My mom was a seamstress, and when my cousin was getting married, his fiancee asked my mother to make her dress. The bride would never come for fittings, she just kept telling my mom she was a size 12, so just make a 12. My mom tried to explain that wedding dresses fit differently, but she kept getting told to just make a 12. So she does. The day of the wedding is the first time the bride has worn the dress, and it’s very tight. As she was walking down the aisle, the buttons on her dress started popping open and her bridesmaids were following behind her trying to close her dress.
I had a friend who was a bridesmaid and the bride gave them a WORKOUT routine printed on pink card stock. “Sweating for the Wedding” to the extreme. It had daily stuff to do, low-cal diet meal ideas, Etc. I was shocked but knew the bride and how vain she was so not totally. Until the bridesmaid told me later that they all found out the bride had not made generic exercise sheets but INDIVIDUAL ones. Each bridesmaid had specific workouts given to her based on what the bride thought they needed to work on. Never mind that the bride was not a trainer or worked in a gym. I told her she needed to nope the heck out of that wedding.

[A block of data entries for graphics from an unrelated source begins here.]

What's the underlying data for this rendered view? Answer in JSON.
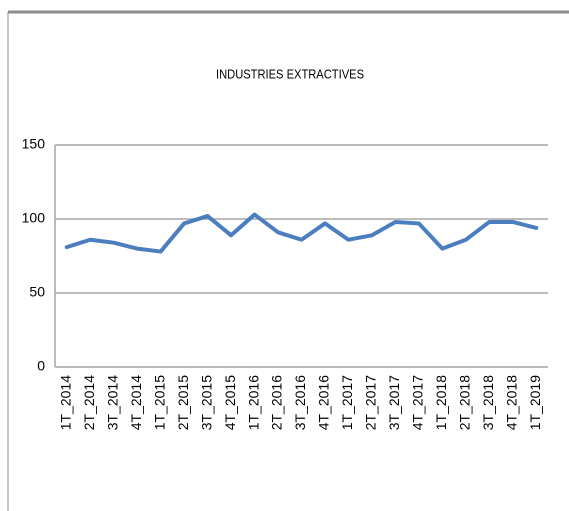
{
  "chart_data": {
    "type": "line",
    "title": "INDUSTRIES EXTRACTIVES",
    "categories": [
      "1T_2014",
      "2T_2014",
      "3T_2014",
      "4T_2014",
      "1T_2015",
      "2T_2015",
      "3T_2015",
      "4T_2015",
      "1T_2016",
      "2T_2016",
      "3T_2016",
      "4T_2016",
      "1T_2017",
      "2T_2017",
      "3T_2017",
      "4T_2017",
      "1T_2018",
      "2T_2018",
      "3T_2018",
      "4T_2018",
      "1T_2019"
    ],
    "values": [
      81,
      86,
      84,
      80,
      78,
      97,
      102,
      89,
      103,
      91,
      86,
      97,
      86,
      89,
      98,
      97,
      80,
      86,
      98,
      98,
      94
    ],
    "color": "#4a7ebf",
    "ylim": [
      0,
      150
    ],
    "yticks": [
      0,
      50,
      100,
      150
    ],
    "grid": true
  }
}
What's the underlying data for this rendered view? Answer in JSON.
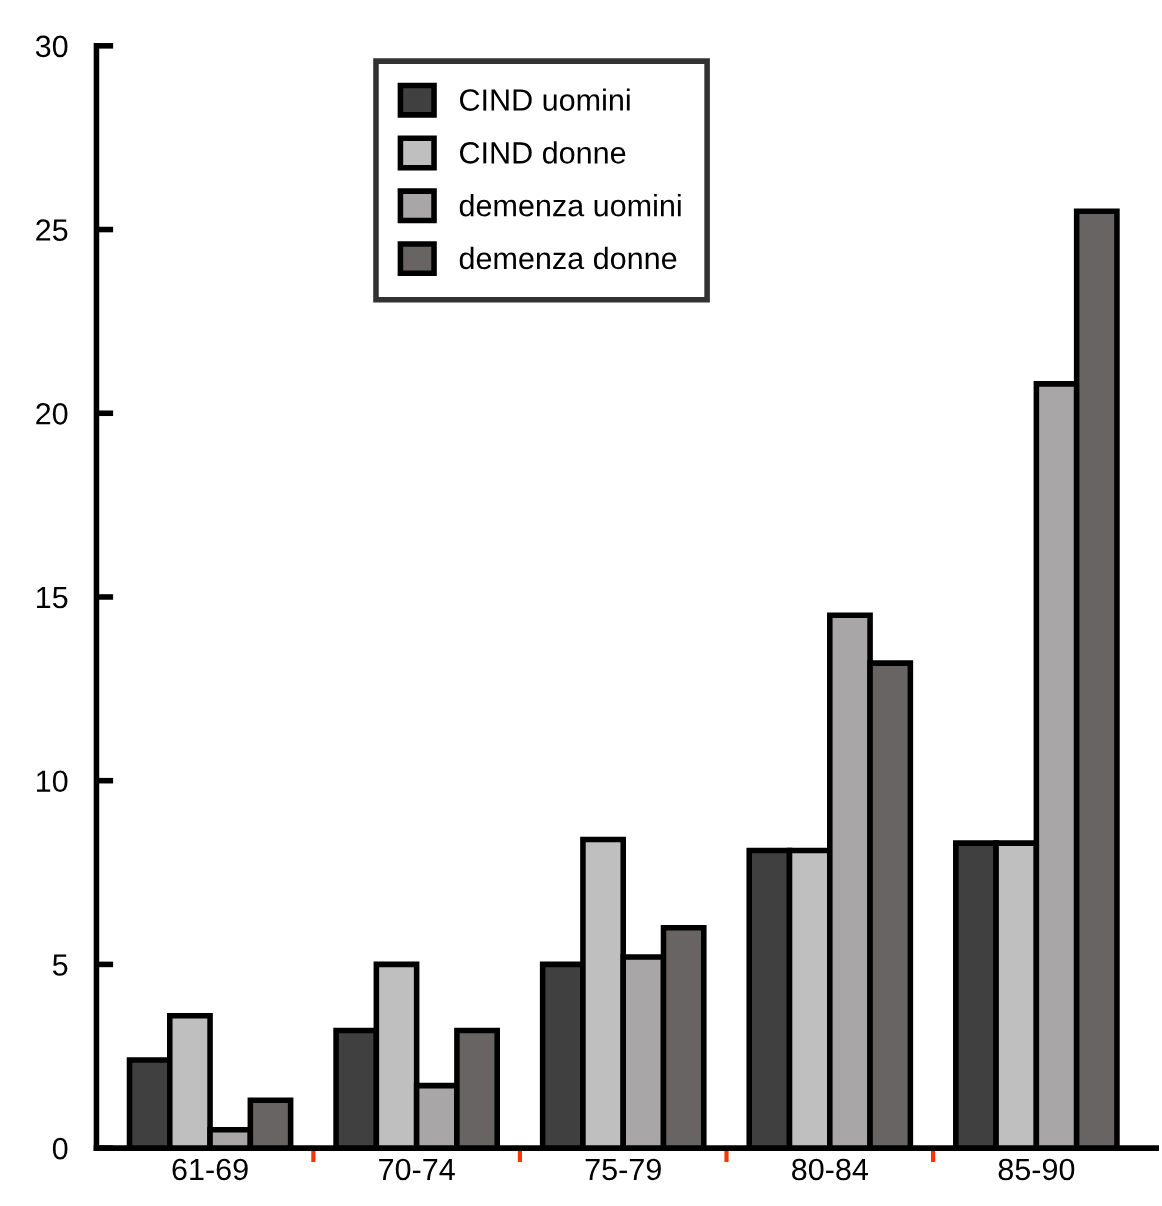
{
  "chart_data": {
    "type": "bar",
    "categories": [
      "61-69",
      "70-74",
      "75-79",
      "80-84",
      "85-90"
    ],
    "series": [
      {
        "name": "CIND uomini",
        "color": "#404040",
        "values": [
          2.4,
          3.2,
          5.0,
          8.1,
          8.3
        ]
      },
      {
        "name": "CIND donne",
        "color": "#bfbfbf",
        "values": [
          3.6,
          5.0,
          8.4,
          8.1,
          8.3
        ]
      },
      {
        "name": "demenza uomini",
        "color": "#a8a6a6",
        "values": [
          0.5,
          1.7,
          5.2,
          14.5,
          20.8
        ]
      },
      {
        "name": "demenza donne",
        "color": "#686464",
        "values": [
          1.3,
          3.2,
          6.0,
          13.2,
          25.5
        ]
      }
    ],
    "ylim": [
      0,
      30
    ],
    "yticks": [
      0,
      5,
      10,
      15,
      20,
      25,
      30
    ],
    "grid": false,
    "legend": "top"
  }
}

I had a work-related injury and was on crutches. Before this, I had agreed to push the bride’s mom in her wheelchair down the aisle. When I told the bride she needed to find someone else to do it she went full bridezilla for 2 days before the wedding. I caved. Pushed her mom down the aisle with one crutch while balancing on the other. The entire wedding party was just watching in shock. The bride was smiling though so I guess that’s all that matters?
I was the best man at a destination wedding. My plane got delayed for a day and I slept in the airport.
I showed up on the day of the wedding, totally stressed out and groggy from lack of sleep. The Groom then asked me to MC the wedding because he forgot to make arrangements. I had never met his wife or her family and I had about 30min to memorize everyone’s names.